You’ll probably be able to go home as soon as the scan is over.


MRI scan

This test uses magnetism to build up a detailed picture of areas of your body. The scanner is a powerful magnet so you may be asked to complete and sign a checklist to make sure it's safe for you. The checklist asks about any metal implants you may have, such as a pacemaker, surgical clips, bone pins, etc. You should also tell your doctor if you've ever worked with metal or in the metal industry as very tiny fragments of metal can sometimes lodge in the body. If you do have any metal in your body it's likely that you won't be able to have an MRI scan. In this situation another type of scan can be used.

Before the scan, you'll be asked to remove any metal belongings including jewellery. Some people are given an injection of dye into a vein in the arm, which doesn't usually cause discomfort. This is called a contrast medium and can help the images from the scan to show up more clearly. During the test you'll lie very still on a couch inside a long cylinder (tube) for about 30 minutes. It's painless but can be slightly uncomfortable, and some people feel a bit claustrophobic. It's also noisy, but you'll be given earplugs or headphones. You can hear, and speak to, the person operating the scanner.


PET-CT scan

This is a combination of a CT scan, which takes a series of x-rays to build up a three-dimensional picture, and a positron emission tomography (PET) scan. A PET scan uses low-dose radiation to measure the activity of cells in different parts of the body.
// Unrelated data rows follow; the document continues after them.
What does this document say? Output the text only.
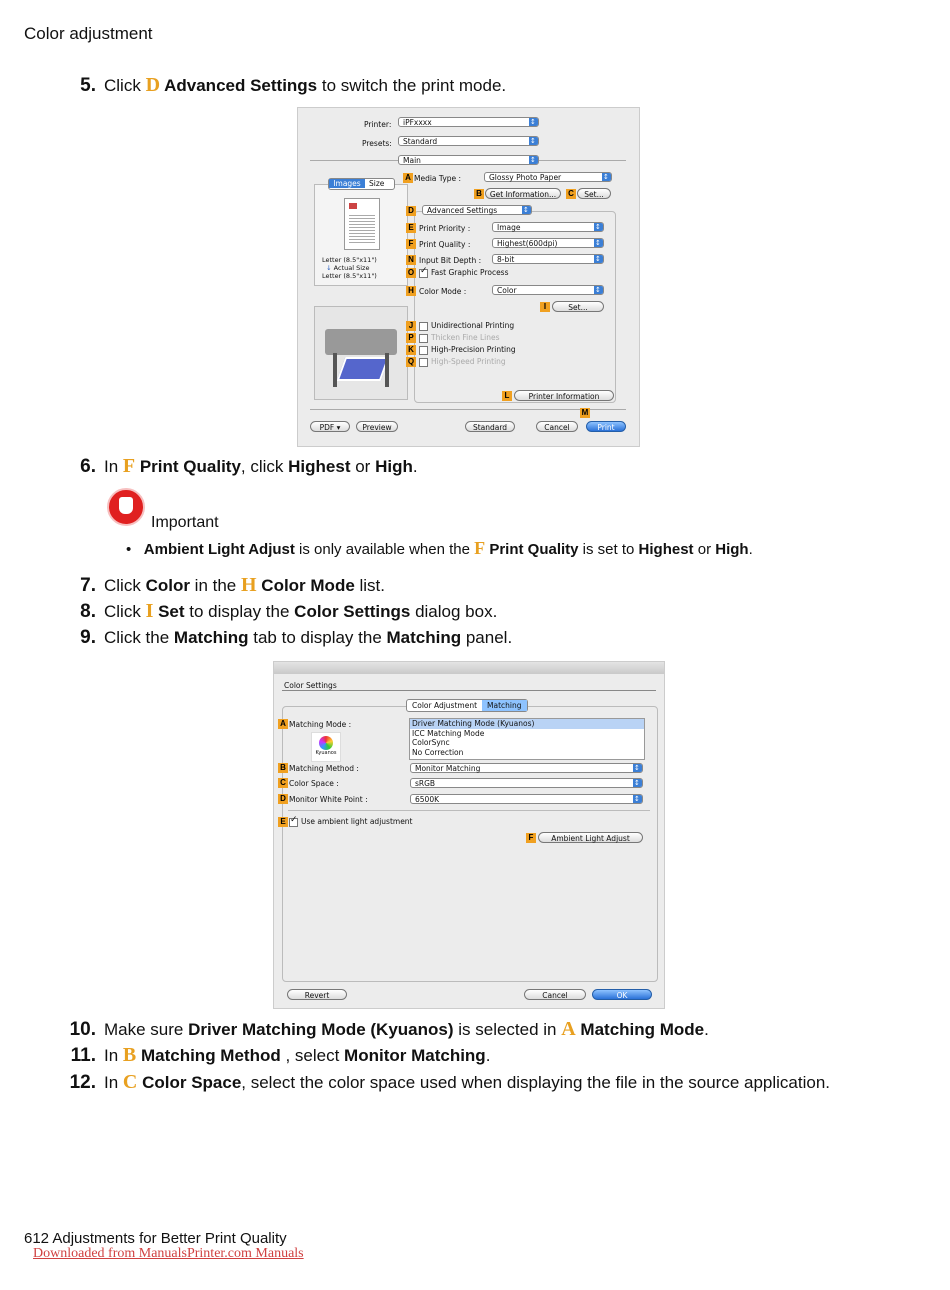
Color adjustment
5. Click D Advanced Settings to switch the print mode.
Printer:	iPFxxxx
↕
Presets:	Standard
↕
Main
↕
Images Size
Letter (8.5"x11")
↓ Actual Size
Letter (8.5"x11")
A Media Type :	Glossy Photo Paper
↕
B	Get Information...	C	Set...
D	Advanced Settings
↕
E Print Priority :	Image
↕
F Print Quality :	Highest(600dpi)
↕
N Input Bit Depth :	8-bit
↕
O ✓	Fast Graphic Process
H Color Mode :	Color
↕
I	Set...
J	Unidirectional Printing
P	Thicken Fine Lines
K	High-Precision Printing
Q	High-Speed Printing
L	Printer Information
M
PDF ▾	Preview	Standard	Cancel	Print
6. In F Print Quality, click Highest or High.
Important
• Ambient Light Adjust is only available when the F Print Quality is set to Highest or High.
7. Click Color in the H Color Mode list.
8. Click I Set to display the Color Settings dialog box.
9. Click the Matching tab to display the Matching panel.
Color Settings
Color Adjustment Matching
A Matching Mode :	Driver Matching Mode (Kyuanos)
ICC Matching Mode
ColorSync
No Correction
Kyuanos
B Matching Method :	Monitor Matching
↕
C Color Space :	sRGB
↕
D Monitor White Point :	6500K
↕
E ✓	Use ambient light adjustment
F	Ambient Light Adjust
Revert	Cancel	OK
10. Make sure Driver Matching Mode (Kyuanos) is selected in A Matching Mode.
11. In B Matching Method , select Monitor Matching.
12. In C Color Space, select the color space used when displaying the file in the source application.
612 Adjustments for Better Print Quality
Downloaded from ManualsPrinter.com Manuals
PET-CT scans give more detailed information about the part of the body being scanned. You may have to travel to a specialist centre to have one. You can't eat for six hours before the scan, although you may be able to drink.

A mildly radioactive substance is injected into a vein, usually in your arm. The radiation dose used is very small. The scan is done after at least an hour’s wait. It usually takes 30–90 minutes. You should be able to go home after the scan.


Chest X-ray

This uses X-rays to take a picture of your chest, to check your lungs and heart.